Blog posts are short, videos are short, news articles are headlines.

However, on the other hand, everything’s gotten longer.

One blog post is merely a version on a theme developed in an ongoing performance inhabiting “the several months and years.”

Does the digital network, then, polarize one’s desires for time – make you crave for both the instantaneous and the epic?

Make it schizophrenic?

Tuesday, March 2nd, 2010

50 50 by Oliver Laric is a version of the 50 Cent track In Da Club composed of 50 other versions of the song culled from YouTube user videos.
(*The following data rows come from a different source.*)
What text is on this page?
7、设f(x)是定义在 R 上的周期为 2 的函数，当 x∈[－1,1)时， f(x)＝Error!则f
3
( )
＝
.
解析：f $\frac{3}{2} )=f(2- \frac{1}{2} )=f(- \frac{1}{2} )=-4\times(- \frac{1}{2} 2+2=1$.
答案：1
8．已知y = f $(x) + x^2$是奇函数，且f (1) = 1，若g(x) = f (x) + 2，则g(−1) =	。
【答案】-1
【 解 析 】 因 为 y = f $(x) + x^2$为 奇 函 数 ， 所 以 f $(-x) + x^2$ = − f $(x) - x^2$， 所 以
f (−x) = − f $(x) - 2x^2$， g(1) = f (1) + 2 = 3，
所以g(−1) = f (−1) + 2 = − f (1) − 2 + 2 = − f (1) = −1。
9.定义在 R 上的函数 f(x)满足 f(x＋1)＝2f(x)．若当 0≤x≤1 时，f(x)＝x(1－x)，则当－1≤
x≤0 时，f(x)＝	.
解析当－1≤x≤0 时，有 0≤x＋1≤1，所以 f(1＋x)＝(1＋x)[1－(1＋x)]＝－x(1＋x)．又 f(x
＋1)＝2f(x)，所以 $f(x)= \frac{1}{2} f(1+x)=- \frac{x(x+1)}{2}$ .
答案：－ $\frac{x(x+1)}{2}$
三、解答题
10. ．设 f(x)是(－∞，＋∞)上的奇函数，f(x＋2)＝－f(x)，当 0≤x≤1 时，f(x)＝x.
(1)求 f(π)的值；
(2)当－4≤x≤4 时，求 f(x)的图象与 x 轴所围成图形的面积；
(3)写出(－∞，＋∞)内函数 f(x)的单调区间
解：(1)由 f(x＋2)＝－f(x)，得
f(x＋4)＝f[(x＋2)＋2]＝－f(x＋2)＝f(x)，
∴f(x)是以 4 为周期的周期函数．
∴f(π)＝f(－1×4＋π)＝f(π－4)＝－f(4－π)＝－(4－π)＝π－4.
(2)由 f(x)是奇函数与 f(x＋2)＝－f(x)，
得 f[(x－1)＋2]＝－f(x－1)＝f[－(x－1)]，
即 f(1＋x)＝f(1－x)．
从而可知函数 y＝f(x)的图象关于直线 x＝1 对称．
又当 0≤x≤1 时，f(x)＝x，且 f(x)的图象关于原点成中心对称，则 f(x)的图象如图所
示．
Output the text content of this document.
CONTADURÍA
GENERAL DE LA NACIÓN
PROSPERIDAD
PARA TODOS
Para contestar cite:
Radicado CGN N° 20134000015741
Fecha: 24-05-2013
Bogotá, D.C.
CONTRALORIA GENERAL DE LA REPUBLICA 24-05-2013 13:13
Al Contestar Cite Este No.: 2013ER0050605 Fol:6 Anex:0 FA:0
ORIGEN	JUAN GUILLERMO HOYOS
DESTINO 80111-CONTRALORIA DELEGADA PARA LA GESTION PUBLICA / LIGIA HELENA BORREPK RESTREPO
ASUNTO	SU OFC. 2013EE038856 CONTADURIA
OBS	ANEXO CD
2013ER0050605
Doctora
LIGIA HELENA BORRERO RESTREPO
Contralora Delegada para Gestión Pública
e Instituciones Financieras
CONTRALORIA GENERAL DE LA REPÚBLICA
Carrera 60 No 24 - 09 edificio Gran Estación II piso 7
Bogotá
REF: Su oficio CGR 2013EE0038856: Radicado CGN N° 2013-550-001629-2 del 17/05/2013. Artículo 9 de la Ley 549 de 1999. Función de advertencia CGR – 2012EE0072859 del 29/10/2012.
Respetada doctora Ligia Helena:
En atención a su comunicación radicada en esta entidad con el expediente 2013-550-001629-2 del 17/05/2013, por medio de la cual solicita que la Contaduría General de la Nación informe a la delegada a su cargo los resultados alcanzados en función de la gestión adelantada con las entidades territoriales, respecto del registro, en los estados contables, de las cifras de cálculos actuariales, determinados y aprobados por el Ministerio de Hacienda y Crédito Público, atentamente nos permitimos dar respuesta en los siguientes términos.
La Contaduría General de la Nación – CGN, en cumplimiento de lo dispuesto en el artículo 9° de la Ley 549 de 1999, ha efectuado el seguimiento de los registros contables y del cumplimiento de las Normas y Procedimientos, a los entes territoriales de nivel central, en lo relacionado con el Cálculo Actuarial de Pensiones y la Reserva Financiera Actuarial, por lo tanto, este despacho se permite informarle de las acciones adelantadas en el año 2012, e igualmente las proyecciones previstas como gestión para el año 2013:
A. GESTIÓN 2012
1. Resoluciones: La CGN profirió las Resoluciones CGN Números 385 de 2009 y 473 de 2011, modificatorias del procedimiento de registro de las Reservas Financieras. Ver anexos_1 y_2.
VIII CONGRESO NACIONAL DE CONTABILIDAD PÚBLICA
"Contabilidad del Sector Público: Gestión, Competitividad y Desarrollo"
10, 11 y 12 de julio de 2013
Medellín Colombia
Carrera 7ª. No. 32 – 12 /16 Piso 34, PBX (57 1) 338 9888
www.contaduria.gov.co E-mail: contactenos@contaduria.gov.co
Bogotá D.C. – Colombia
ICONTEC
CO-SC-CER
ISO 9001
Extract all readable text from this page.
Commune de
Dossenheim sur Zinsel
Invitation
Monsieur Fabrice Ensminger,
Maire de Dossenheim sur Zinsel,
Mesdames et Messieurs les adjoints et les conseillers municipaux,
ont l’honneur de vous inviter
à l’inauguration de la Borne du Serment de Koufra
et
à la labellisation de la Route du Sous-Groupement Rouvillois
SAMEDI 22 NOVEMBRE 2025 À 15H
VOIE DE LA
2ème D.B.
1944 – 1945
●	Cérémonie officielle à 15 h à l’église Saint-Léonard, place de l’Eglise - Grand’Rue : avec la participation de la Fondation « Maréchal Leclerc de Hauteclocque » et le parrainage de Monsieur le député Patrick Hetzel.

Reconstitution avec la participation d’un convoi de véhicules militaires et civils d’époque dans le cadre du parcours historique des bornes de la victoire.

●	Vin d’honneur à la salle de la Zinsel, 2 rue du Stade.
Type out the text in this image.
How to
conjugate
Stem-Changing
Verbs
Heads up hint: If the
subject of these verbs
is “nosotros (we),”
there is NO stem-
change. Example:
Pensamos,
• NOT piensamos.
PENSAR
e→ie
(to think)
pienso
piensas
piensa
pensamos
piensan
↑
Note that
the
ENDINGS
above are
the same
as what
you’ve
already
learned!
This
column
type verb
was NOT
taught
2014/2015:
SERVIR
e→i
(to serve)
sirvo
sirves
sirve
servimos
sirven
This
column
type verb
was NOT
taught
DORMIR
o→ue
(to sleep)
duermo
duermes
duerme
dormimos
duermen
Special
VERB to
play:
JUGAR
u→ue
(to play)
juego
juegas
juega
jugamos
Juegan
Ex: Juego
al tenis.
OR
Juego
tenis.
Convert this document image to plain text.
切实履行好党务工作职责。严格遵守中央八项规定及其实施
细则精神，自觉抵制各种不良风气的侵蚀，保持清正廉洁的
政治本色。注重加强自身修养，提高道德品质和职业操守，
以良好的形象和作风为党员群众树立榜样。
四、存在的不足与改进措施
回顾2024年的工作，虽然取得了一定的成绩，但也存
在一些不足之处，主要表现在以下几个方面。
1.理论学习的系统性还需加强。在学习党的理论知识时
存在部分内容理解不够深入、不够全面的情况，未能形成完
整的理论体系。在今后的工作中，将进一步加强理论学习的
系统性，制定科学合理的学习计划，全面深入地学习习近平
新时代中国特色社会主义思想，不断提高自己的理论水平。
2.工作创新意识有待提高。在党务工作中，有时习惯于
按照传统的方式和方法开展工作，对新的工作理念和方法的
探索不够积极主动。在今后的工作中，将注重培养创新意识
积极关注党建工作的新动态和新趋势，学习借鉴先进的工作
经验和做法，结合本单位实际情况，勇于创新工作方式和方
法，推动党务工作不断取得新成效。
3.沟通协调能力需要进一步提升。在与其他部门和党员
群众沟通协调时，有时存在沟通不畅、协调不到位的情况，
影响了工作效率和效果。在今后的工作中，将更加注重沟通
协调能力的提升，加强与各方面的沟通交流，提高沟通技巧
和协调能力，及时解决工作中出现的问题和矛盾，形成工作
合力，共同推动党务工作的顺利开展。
In each of the videos, a user (or users) performs a homemade karaoke performance of a pop song in front of a home video camera or webcam.

Laric cuts these versions together to create a single, seamless performance of the track which has less to say about In Da Club and more to say about the fact that the world of images in 2007 – the year the video was initially uploaded – is composed of versions of In Da Club as much as it is composed of the original track.

When one searches for a pop song on YouTube, more often than not one will find versions of the track produced by rank-and-file YouTube users as opposed to an “original” version.

And if one does find an “original” version of the song, it will still be versioned anyway through the video’s visual component – say a slide show of thematically relevant imagery or a static screen of text and graphic elements advertising whatever it is that the user sells.

This ecology of versions is what 50 50 shows me.